Bem, que mais terão para lançar nos jornais depois de todas as manobras falhadas? Esta é a dúvida e uma pista para a resposta está na estratégia já ensaiada e que vai tendo eco nalguns blogues e mesmo na boca de Miguel Sousa Tavares, agora há que tentar afastar a procuradora encarregue do processo? A verdade é que essa procuradora tem vários processos importantes, como o BPN ou a Operação Furacão, e parece que a sua equipa não está feita com fugas ao segredo de justiça, daqueles processo nada transpirou para a comunicação social.

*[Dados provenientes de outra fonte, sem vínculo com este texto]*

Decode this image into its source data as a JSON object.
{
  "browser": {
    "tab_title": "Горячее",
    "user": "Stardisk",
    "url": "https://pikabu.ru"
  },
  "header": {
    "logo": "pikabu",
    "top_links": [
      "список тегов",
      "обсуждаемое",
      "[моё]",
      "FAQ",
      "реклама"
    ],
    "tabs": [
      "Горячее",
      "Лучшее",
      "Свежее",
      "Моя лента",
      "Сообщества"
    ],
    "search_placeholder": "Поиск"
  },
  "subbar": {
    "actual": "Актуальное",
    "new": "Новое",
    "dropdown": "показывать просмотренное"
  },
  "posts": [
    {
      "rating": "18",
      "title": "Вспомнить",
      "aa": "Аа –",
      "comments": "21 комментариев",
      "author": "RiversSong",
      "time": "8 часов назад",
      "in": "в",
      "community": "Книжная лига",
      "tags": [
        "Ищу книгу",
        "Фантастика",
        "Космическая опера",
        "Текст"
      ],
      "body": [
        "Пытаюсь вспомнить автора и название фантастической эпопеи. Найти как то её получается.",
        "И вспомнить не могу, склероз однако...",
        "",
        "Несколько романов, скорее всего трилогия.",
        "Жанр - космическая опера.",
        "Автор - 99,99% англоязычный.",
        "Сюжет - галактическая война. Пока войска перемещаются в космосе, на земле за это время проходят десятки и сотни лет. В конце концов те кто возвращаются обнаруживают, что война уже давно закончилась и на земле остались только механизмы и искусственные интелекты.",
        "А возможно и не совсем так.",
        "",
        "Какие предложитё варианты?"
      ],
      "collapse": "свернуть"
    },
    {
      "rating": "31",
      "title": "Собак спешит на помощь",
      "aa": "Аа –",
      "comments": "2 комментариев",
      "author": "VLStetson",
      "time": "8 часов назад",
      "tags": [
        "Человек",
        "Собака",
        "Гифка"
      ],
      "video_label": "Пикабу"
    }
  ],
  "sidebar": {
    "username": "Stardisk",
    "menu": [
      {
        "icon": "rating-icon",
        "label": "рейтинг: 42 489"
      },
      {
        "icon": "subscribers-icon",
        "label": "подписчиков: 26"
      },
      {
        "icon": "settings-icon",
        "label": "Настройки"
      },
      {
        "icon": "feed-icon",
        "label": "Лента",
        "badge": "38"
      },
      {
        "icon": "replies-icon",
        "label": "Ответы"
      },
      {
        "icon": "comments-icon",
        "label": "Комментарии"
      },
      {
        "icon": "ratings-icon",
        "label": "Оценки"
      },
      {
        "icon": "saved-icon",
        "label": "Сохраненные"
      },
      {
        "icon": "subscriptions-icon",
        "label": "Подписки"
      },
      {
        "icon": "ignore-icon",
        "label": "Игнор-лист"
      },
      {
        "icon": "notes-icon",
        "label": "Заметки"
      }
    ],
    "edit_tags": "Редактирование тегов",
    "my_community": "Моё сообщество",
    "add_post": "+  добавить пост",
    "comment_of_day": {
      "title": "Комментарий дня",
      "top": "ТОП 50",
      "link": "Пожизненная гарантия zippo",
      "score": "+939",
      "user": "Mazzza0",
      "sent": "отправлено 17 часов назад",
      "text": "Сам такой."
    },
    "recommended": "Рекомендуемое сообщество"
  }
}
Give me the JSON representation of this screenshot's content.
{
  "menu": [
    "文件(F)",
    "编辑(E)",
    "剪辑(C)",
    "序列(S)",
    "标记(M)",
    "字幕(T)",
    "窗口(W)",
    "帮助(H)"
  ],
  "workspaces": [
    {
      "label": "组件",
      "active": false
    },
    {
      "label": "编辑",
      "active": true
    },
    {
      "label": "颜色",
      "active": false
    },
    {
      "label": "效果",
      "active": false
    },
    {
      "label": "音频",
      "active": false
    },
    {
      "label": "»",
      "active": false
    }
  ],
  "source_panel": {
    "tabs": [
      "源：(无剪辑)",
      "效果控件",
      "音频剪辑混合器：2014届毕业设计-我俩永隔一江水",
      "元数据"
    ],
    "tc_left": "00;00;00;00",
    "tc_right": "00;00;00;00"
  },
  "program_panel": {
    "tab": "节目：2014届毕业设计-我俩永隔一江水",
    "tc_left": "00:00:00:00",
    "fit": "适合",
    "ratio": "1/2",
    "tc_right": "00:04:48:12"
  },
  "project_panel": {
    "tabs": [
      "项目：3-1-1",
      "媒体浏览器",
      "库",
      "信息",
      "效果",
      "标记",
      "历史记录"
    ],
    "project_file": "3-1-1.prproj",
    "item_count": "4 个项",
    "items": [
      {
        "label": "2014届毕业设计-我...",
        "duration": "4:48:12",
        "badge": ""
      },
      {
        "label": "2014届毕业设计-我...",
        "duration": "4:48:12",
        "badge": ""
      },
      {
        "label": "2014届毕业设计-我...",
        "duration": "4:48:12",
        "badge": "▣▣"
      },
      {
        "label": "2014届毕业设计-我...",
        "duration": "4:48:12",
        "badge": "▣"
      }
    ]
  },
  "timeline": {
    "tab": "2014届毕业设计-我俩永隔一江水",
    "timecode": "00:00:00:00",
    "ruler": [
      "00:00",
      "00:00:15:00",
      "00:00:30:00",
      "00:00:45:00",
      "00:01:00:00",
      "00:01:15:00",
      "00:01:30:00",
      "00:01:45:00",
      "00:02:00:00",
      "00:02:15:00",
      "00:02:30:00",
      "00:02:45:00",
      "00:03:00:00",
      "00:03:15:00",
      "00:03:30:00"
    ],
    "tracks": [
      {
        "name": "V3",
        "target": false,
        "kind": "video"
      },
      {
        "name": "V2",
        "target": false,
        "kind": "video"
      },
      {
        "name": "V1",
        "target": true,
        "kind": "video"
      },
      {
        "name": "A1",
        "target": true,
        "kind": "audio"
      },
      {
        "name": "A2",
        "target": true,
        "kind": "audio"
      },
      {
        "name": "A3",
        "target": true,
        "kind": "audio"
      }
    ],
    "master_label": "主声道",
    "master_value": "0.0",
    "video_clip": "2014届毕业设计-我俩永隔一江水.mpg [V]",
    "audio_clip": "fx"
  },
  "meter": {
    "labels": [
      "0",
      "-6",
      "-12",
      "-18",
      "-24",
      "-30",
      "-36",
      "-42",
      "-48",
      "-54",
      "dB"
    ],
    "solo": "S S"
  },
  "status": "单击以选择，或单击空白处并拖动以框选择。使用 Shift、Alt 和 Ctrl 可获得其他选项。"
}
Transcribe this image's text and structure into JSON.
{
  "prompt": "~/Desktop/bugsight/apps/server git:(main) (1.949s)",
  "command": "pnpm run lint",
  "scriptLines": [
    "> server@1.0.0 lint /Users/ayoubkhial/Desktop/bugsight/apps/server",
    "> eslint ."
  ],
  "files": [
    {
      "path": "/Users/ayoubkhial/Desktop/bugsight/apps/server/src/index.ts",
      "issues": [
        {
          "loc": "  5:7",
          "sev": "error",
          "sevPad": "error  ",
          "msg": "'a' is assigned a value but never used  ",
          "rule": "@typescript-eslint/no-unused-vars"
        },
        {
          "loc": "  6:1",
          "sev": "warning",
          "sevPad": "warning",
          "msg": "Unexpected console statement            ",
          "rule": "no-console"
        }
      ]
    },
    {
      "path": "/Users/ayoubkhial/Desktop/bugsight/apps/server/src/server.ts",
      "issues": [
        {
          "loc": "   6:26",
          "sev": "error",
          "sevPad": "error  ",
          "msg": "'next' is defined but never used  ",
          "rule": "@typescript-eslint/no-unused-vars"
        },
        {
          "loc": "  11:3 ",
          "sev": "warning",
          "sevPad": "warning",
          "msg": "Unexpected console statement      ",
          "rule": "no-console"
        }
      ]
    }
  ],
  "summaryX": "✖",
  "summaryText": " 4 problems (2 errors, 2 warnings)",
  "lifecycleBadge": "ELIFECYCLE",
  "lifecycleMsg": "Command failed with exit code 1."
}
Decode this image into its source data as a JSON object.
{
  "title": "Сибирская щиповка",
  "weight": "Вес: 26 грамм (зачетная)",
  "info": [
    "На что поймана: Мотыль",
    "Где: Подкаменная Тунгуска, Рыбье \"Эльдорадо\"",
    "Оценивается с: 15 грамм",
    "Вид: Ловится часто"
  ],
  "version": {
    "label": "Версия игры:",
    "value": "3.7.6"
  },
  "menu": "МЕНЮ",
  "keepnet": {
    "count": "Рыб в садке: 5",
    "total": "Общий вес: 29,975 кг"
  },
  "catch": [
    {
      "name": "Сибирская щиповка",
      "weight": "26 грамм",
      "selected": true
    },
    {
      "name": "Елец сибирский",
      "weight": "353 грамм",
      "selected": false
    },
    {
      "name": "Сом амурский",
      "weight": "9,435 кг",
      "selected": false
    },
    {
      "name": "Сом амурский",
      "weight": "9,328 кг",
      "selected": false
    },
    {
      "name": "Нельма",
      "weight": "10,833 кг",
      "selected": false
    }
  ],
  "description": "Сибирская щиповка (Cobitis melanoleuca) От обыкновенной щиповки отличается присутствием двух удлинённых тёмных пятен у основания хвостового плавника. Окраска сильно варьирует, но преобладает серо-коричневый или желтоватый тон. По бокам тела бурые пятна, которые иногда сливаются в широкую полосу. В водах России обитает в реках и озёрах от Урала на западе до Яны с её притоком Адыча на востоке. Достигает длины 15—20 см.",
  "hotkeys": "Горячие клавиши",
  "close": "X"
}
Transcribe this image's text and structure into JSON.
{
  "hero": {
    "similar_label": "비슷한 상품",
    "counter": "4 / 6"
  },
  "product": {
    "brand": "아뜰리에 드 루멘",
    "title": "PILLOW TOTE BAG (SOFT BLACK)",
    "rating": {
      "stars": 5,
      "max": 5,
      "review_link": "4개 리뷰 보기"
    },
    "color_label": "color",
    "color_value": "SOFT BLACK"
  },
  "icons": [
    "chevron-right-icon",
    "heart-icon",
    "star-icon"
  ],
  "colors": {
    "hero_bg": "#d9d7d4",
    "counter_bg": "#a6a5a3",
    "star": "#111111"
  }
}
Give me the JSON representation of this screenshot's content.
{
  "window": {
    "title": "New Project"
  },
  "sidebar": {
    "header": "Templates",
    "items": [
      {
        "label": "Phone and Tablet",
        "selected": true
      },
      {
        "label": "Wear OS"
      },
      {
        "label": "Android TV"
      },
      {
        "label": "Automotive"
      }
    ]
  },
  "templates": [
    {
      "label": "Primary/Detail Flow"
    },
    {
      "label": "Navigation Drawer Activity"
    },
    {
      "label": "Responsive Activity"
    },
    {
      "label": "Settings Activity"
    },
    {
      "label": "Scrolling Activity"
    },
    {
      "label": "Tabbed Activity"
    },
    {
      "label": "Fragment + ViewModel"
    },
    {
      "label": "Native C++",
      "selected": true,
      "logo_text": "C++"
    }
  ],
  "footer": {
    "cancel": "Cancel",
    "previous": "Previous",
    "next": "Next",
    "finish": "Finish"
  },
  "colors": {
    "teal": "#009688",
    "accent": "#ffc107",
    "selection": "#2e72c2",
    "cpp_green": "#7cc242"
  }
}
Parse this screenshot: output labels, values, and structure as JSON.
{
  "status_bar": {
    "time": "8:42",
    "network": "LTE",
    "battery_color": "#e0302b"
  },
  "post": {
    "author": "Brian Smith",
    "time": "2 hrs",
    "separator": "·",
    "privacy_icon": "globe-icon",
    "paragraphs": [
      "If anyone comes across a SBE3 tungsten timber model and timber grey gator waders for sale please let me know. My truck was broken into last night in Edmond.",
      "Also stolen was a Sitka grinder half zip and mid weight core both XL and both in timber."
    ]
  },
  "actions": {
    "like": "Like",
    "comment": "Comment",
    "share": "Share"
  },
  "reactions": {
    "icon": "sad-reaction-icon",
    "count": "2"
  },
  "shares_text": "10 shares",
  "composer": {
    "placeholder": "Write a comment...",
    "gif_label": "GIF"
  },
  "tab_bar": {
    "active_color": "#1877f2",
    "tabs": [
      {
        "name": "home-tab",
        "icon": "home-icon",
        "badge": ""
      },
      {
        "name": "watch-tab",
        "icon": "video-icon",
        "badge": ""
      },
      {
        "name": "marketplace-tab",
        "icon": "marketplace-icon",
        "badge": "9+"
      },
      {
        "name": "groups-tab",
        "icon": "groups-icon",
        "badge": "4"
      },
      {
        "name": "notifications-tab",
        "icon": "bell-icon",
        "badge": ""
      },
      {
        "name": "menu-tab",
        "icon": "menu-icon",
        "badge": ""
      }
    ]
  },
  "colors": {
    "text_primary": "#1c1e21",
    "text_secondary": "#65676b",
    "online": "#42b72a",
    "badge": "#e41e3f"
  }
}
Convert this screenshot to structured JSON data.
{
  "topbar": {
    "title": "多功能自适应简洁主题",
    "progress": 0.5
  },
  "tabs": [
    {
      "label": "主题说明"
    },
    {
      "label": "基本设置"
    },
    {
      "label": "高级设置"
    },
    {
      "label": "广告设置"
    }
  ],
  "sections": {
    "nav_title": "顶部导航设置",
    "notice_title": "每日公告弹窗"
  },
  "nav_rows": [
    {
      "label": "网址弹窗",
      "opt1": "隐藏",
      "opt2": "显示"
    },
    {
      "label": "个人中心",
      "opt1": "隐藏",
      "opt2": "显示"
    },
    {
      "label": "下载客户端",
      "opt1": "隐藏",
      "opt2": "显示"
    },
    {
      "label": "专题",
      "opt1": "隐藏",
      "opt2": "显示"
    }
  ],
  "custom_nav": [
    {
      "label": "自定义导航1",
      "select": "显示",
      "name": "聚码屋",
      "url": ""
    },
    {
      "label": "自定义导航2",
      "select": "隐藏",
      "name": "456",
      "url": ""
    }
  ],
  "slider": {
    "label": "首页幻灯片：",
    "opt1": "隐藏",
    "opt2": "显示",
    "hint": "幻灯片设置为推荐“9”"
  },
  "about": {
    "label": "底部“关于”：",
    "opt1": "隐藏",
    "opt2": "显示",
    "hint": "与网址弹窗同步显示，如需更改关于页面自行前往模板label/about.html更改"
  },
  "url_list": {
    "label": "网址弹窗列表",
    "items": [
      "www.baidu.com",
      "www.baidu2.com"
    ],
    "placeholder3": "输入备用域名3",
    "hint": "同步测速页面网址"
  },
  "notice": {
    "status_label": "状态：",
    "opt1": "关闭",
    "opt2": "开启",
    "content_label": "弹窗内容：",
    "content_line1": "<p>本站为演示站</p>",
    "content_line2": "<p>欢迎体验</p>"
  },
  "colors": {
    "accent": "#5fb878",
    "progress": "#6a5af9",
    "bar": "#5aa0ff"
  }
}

Não é difícil de adivinhar que agora vão tentar afastar a procuradora, o ideal seria a investigação ser feita com o objectivo de obter novos elementos para mandar para os jornais de forma a esvaziar a justiça e fazer um julgamento público, ainda antes das eleições, de ser feita qualquer acusação e da intervenção de qualquer tribunal. É Assim a justiça dos fascistas, ainda sem qualquer acusação, sem que alguém tenha sido constituído arguido reuniu-se um tribunal plenário onde alguns jornalistas decidiram fazer o papel de juízes dos tribunais plenários dos fascistas. Com uma pequena diferença, quem lhes leu a acusação nem teve a coragem de dar a cara como faziam os agentes da Pide, estes são ainda mais cobardes.

O mais grave é que vejo por aí muita gente que é democrata e que a troca de poder chegar ao poder se esquecem dos princípios e alinham na encenação.